Walter Otto Stieglitz, “Mick” to his family, Walt to everyone else, was born at home in Bunker Hill on April 14, 1934.
He attended a one-room schoolhouse where he so excelled that he graduated at the tender age of 16. For the next couple of years, he worked at various jobs including making coffee pots in a factory where he did so well the older guys made him slow down as he was putting them to shame.
Next, he went to Oregon in the summer of 1951 and worked as a fire lookout before starting college at Southern Illinois University at Carbondale. There, besides classes, he enrolled in the ROTC, joined the Theta Xi fraternity, and got a job with the wildlife cooperative unit on campus. Walt had always loved to hunt and fish with his dad, several uncles, and friends. The job with the wildlife unit at SIU showed him what his path was to be in life. Everything fit! Almost. First, he needed to fulfill his military obligation and trained to become a jet pilot. He really wanted to be a biologist, so he left the Air Force and signed up with the United States Fish and Wildlife Service in the National Wildlife Refuge System.

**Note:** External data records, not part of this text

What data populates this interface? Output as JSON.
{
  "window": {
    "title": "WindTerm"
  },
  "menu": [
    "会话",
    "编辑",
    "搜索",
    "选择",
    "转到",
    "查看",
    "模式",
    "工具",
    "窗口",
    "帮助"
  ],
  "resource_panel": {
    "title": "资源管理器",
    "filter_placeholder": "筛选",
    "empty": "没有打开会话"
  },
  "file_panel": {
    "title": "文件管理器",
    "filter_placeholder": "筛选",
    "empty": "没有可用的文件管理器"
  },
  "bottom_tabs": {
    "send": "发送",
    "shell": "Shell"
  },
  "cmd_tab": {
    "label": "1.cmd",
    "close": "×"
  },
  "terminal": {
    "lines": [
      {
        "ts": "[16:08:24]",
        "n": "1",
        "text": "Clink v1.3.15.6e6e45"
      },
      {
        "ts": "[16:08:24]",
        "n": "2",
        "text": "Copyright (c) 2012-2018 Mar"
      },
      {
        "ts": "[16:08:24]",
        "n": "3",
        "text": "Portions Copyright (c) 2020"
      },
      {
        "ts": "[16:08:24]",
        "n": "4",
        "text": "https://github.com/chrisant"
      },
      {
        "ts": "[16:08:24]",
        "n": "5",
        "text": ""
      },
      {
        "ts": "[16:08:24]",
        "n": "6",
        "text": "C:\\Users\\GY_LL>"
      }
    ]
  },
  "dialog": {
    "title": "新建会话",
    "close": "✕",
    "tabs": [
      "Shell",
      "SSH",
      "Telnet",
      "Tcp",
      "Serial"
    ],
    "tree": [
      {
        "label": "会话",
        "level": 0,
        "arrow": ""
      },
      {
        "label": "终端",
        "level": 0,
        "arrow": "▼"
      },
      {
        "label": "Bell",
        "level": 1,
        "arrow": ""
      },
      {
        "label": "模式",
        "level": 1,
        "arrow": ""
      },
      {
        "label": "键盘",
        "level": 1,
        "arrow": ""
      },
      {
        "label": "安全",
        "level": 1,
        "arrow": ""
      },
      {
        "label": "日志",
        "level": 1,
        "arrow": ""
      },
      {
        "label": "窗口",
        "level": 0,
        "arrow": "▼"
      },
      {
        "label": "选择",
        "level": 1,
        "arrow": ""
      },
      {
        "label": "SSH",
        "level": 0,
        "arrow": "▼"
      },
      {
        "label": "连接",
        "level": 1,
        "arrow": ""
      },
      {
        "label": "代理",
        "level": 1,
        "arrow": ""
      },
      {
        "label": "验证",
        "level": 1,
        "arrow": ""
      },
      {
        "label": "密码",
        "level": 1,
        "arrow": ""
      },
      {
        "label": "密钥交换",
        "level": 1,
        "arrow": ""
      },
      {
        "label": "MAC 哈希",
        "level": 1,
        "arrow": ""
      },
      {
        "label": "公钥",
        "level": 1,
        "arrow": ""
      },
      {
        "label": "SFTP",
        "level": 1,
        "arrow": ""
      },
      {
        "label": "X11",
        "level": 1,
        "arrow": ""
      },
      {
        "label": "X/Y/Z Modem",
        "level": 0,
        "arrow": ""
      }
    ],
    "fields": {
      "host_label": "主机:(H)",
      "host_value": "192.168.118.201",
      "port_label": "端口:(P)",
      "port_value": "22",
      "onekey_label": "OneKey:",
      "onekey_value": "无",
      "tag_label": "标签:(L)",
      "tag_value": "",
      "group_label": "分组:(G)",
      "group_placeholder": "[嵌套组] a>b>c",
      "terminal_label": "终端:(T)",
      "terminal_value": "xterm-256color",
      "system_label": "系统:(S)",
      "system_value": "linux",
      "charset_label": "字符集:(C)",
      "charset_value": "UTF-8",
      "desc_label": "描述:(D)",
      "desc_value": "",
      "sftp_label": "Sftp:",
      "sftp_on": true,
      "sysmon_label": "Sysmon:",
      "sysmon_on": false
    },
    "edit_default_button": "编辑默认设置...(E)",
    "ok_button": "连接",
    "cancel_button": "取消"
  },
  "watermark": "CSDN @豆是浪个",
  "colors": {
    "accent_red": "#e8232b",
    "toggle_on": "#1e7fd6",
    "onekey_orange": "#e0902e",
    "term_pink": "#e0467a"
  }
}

In 1954, he married Lynn Montgomery and together they had three children, Jeff, Kim, and Barry.
His first National Wildlife Refuges were at Reelfoot Lake and Lake Isom in Tennessee. The resident manager there was not sure what to do with his first assistant manager and so assigned Walt to paint the flagpole on his first day. From that humble start, Walt went forever upward in his career.
The family then went to Florida to live while Walt traveled to refugees all over Florida, Georgia, and Alabama. A move to Georgia followed to work in the Regional office supervising refuges in North Carolina, South Carolina, Maryland, and Virginia. California was next to start a new refuge in San Francisco Bay and add a couple of other smaller refugees nearby. Walt then transferred back east to work in Washington D.C. in a variety of positions including as the Bicentennial Land Heritage Program coordinator.
From there he returned to Georgia as Deputy Regional Director. He was called again to Washington D.C. to fill several positions over the next seven years. Finally, he was called to Anchorage, Alaska where he was the Regional Director of 78 million acres of refugees in Alaska. Walt was responsible for the federal response to the infamous Exxon Valdez oil spill, newly created rights for Native Alaskans, and got to work with bears, moose, caribou, sea otters, and snow.
Through the years, Walt made many friends while working in the Fish & Wildlife Service. There are also special boyhood buddies, tennis, and bridge friends. He wrote before his passing that he hoped people would remember him well.
He was extremely proud of his immediate family as well as the extended family he grew up with. He never really left home. He leaves behind his wife, Lynn; his sons, Jeff and Barry (Wendy); daughter, Kim; sister, Barbara; ten grandchildren; and three great-grandchildren. One grandson predeceased him.
Walt died of natural causes on February 12. His visitation will begin at 4 p.m. on Friday, February 26 at Kravanya Funeral Home located at 875 S. Washington, St., Bunker Hill, IL 62014 and end at 7 p.m. Walt’s service and burial will be at 11 a.m. on February 27 starting at the funeral home and ending at the Bunker Hill Cemetery. COVID 19 guidelines will be followed including mandatory masks. The service will be streamed live online and available for 30 days after. An opportunity to participate via Zoom is planned. For more information call 618-585-3266 or www.kravanyafuneral.com.
In lieu of flowers, we suggest a donation to the National Wildlife Refuge Association, 1001 Connecticut Ave., Suite 905, Washington, DC 20036-5575, 202-417-3803, www.refugeassociation.org in his name.